Sources confirm that Jason Hoke, the Federal Co-Chair of the Denali Commission, has resigned effective April 24. There has been considerable turmoil at the Denali Commission since last year. Stay tuned for more updates on the this one.

This Week’s Loose Unit

This week’s Loose Unit became clear this weekend during the Alaska Republican Party’s state convention, which was conducted on Zoom due to COVID-19. This week’s Loose Unit is a tie between Glen Clary and Ann Brown. Clary serves as chair of the Party and Brown serves as vice-chair. The first day of the convention was on Friday. Things started off fairly normal considering the convention was being held via Zoom. The Party held a practice session earlier in the week. I guess Glen and Ann did not like the chat function because that was disabled during the real convention. During the opening statements National Committeeman Peter Goldberg, who was not running for reelection, used part of this time to endorse Craig Campbell. Because everyone was muted and chat was disabled, no one could object to this inappropriate use of his time. There was a way to virtually raise your hand but Clary and Brown ignored everyone who did. Super loose.

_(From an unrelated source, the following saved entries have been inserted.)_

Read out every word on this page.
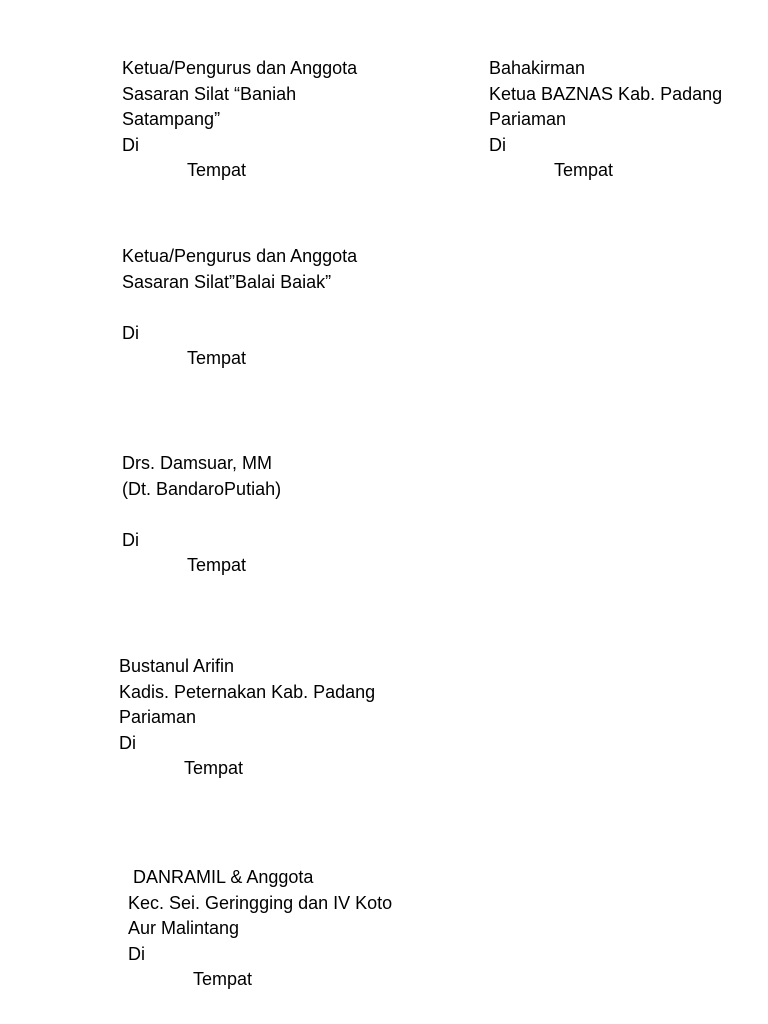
Ketua/Pengurus dan Anggota
Sasaran Silat “Baniah
Satampang”
Di
Tempat
Bahakirman
Ketua BAZNAS Kab. Padang
Pariaman
Di
Tempat
Ketua/Pengurus dan Anggota
Sasaran Silat”Balai Baiak”
Di
Tempat
Drs. Damsuar, MM
(Dt. BandaroPutiah)
Di
Tempat
Bustanul Arifin
Kadis. Peternakan Kab. Padang
Pariaman
Di
Tempat
DANRAMIL & Anggota
Kec. Sei. Geringging dan IV Koto
Aur Malintang
Di
Tempat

It got real loose the next day. Day two of the convention was where the big decisions would be made. I was a delegate to the convention yet I never saw a slate of candidates for any Party offices until they showed it on the screen. Super loose. Only one office was contested, National Committeeman. Everything else was uncontested. Soviet Style! Here are the offices.

One of the co-chairs of the Nominations Committee was Sarah Brown, Ann’s daughter! Very loose. When it was time for the election for National Committeeman each candidate was given a few minutes to speak. There was no debate. None of the delegates were allowed to speak on behalf of any of the candidates. Then there was the vote. Campbell got 35% and was declared the victor! Although the rules require the vote to keep going until someone gets 50% plus one. No one could point this out as everyone was muted and chat was disabled. Many people, including myself, had their virtual hands raised but were not recognized. So loose. Later in the meeting Brown finally pointed out the rule issue and another round of voting occurred. George Hall dropped out as he received few votes the first round. During the next round Clary announced Kris Warren received the fewest number of votes and was asked to withdraw by Clary, which he did. But the results of the vote were never shown! So loose. Eventually Mike Tauriainen was elected.

The meeting ended soon after. Many delegates, including many long time Republicans, were disgusted how Clary steamrolled through everything and did not permit anyone to speak. At least one person I am aware of has resigned their position in the Party. After, there was a State Central Committee meeting via Zoom. Party rules are clear that these meetings are open to registered Republicans. I was kicked out soon after I was allowed in. Super loose! The Chinese Communist Party would have given that meeting an A+ grade.